In today's excerpt - controversial hints that the Old Testament god Yahweh (Jehovah) had a female companion named Asherah, the Canaanite goddess famed for her wisdom who was also known as Athirat. In the Canaanite religion, or Levantine religion as a whole, El (the name just means "god") was the supreme god, the father of humankind and all creatures, and Asherah's husband. Archeologists have established that there were numerous female idols among the carved idols in households of the region, and some theorize that Asherah was worshipped in ancient Israel as the consort of El and in Judah as the Queen of Heaven and consort of Yahweh. The Hebrews baked small cakes for her festival. Some scholars further theorize that El, the preeminent god in northern Canaan, was eventually merged with Yahweh, the preeminent god of southern Canaan, in a manner very characteristic of the combinations and exchanges of gods that occurred regularly in ancient religious history:
"One oft-claimed difference [by biblical scholars] between the Abrahamic god and other gods in the vicinity is that whereas the pagan gods had sex lives, Yahweh didn't. 'Israel's God,' as [biblical scholar Yehezkel] Kaufmann put it, 'has no sexual qualities or desires.' It's true that there's no biblical ode to Yahweh that compares with the Ugaritic boast that Baal copulated with a heifer '77 times,' even '88 times,' or that El's penis 'extends like the sea.' And it seems puzzling: If Yahweh eventually merged with El, and El had a sex life, why didn't the postmerger Yahweh have one? Why, more specifically, didn't Yahweh inherit El's consort, the goddess Athirat?

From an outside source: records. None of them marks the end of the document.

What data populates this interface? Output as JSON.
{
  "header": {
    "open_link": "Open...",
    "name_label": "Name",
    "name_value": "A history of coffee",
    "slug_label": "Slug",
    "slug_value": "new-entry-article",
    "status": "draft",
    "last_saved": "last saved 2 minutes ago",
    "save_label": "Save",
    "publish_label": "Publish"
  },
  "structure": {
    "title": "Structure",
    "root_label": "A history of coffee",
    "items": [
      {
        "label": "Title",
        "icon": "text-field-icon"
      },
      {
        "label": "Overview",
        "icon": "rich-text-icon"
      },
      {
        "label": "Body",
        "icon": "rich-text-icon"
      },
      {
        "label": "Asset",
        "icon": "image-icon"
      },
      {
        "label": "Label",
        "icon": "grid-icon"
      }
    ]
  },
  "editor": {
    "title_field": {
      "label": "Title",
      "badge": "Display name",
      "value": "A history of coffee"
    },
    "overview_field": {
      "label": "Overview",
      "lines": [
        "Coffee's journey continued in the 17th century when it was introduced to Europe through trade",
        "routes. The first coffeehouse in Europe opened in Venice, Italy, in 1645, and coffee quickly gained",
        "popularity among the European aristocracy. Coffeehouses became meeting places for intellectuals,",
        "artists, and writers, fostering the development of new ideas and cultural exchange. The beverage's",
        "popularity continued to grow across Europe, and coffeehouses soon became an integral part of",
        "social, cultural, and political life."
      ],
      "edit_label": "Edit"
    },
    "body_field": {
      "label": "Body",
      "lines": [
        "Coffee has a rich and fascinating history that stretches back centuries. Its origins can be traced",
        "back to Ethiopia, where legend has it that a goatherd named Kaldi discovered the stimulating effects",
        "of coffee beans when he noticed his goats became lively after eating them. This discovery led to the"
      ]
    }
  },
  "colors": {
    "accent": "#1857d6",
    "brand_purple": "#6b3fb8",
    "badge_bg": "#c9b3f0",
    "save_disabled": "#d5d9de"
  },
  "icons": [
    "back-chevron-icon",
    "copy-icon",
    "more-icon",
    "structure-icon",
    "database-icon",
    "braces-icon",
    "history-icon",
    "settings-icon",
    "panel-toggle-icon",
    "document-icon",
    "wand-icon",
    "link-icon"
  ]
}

"Maybe he did. There are references in the Bible to a goddess named Asherah, and scholars have long believed that Asherah is just the Hebrew version of Athirat. Of course, the biblical writers didn't depict Asherah as God's wife - this isn't the sort of theological theme they generally championed - but rather heap disdain on her, and on the Israelites who worshipped her. However, in the late twentieth century, archaeologists discovered intriguing inscriptions, dating to around 800 BCE, at two different Middle Eastern sites. The inscriptions were blessings in the name not just of Yahweh but of 'his Asherah.' The word 'his' puts an intriguing spin on a passage in 2 Kings reporting that, near the end of the seventh century, Asherah was spending time in Yahweh's temple. A priest who didn't favor polytheism 'brought out the image of Asherah from the house of the Lord, outside Jerusalem, to the Wadi Kidron, burned it at the Wadi Kidron, beat it to dust and threw the dust of it upon the graves of the common people.' (2 Kings 21: 7, 23: 4-6)"
Robert Wright, The Evolution of God, Little, Brown, Copyright 2009 by Robert Wright, pp. 118-119
1 Comments:
This is clearly answered in the Scriptures:
Jeremiah 7:16-20
"As for you, do not pray for this people, or lift up a cry or prayer for them, and do not intercede with me, for I will not hear you. Do you not see what they are doing in the cities of Judah and in the streets of Jerusalem? The children gather wood, the fathers kindle fire, and the women knead dough, to make cakes for the queen of heaven. And they pour out drink offerings to other gods, to provoke me to anger. Is it I whom they provoke? declares the Lord. Is it not themselves, to their own shame? Therefore thus says the Lord God: behold, my anger and my wrath will be poured out on this place, upon man and beast, upon the trees of the field and the fruit of the ground; it will burn and not be quenched."